Das Stück der Saison – und ein Stück vom 11. September: Neil LaButes „Tag der Gnade“ als deutschsprachige Erstaufführung am Deutschen Theater Berlin

Ein Mann, eine Frau, eine Wohnung in Manhattan. Ein heimliches Liebesverhältnis, Lebenslügen. Die Frau ist älter als der Mann und seine Chefin. Ein Telefon und ein Datum: New York, am 12. September 2001. Der Tag danach.

Neil LaButes Dramen – man glaubt es kaum – folgen streng der Aristotelischen Ordnung von Raum, Zeit und Handlung. Sie kreisen um Begriffe wie Schuld, Sühne, Verantwortung. Das hat es im Theater (seit Sartre und Camus?!) lange nicht gegeben. Vielleicht erklärt sich dadurch der Erfolg des 43-jährigen Amerikaners und bekennenden Mormonen. Er versetzt sich derart tief und gründlich in die Amoralität seiner Figuren, wie es nur einem ausgewachsenen Moralisten gelingen kann. Diese Stücke sind präzise wie ein Flugschreiber.

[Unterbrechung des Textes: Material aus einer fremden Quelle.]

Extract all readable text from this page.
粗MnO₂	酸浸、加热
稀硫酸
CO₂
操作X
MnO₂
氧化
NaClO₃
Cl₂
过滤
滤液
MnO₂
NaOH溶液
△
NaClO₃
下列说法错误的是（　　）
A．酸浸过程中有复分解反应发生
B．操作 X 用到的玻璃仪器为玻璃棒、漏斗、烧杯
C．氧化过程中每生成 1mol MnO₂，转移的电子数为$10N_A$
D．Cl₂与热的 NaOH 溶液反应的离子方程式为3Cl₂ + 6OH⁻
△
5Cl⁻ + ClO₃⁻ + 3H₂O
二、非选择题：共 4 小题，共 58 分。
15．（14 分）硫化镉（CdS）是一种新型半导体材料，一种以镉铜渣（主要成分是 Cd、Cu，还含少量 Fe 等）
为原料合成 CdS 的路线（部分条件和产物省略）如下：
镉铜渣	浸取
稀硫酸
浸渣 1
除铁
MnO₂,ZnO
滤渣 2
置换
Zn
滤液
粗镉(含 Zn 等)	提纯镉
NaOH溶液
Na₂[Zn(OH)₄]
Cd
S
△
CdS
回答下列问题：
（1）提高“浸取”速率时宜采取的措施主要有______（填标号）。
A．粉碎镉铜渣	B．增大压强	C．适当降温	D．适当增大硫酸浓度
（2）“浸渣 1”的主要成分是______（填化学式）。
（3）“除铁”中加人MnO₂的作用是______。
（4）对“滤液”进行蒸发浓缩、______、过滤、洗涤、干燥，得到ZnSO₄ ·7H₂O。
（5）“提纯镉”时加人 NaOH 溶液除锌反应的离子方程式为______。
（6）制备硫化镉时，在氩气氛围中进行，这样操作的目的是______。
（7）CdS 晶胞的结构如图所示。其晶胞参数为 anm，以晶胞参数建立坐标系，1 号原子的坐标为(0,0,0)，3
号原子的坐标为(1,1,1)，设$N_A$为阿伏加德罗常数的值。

Der „Tag der Gnade“ (The Mercy Seat, im Dezember 2002 in der Regie des Autors am Off-Broadway uraufgeführt) gilt schon jetzt als Renner der Saison. Nach der deutschsprachigen Erstaufführung am Deutschen Theater Berlin folgen Produktionen in Hannover, Zürich, Wien und München. Das Theater will auch wieder moralische Anstalt sein? Mit „Bash“ hat LaBute die deutschsprachigen Bühnen erobert: drei Einakter, in denen die Protagonisten entsetzliche Verbrechen beschreiben, die sie gleichsam in Trance begangen haben. Wie Ödipus: Das Ich als Fremder. Am „Tag der Gnade“ eröffnet sich dem Mann die Vision einer neuen Existenz. Er könnte sich totstellen, seine Ehefrau und Kinder im Glauben lassen, er sei beim Einsturz der World Trade Tower gestorben – und mit der Geliebten aus New York verschwinden, als lebender Leichnam.

Von der im Chaos versinkenden Außenwelt erfährt man scheinbar fast nichts. Die Jalousie ist heruntergelassen, der Fernseher schnell ausgeschaltet auf der Bühne des Deutschen Theaters. Es ist, als wäre die Katastrophe von 9/11 auf obszöne Weise abwesend – unbegreiflich. Das erzeugt einen ungeheuren Druck auf die Zelle, in der sich Ben und Abby gegenüberstehen wie zwei Betrüger, denen eine große Summe Geldes in den Schoß gefallen ist und die nun nicht weiterwissen. Frank Heibert hat das Stück so fabelhaft übersetzt, dass man sich als Zuschauer in New York wähnt – oder an einem ganz anderen, weit entfernten Punkt der Welt. LaButes Geniestreich: ein Stück über den 11. September, das die relative Nähe und die relative Distanz des Einzelnen zu dem Terrorakt, zu den vielen Tausend Toten umfasst. Die Ohnmacht. Die Verstrickung von kollektiver Tragödie und individueller Sehnsucht nach Glück. Und Glück heißt: purer Egoismus . . .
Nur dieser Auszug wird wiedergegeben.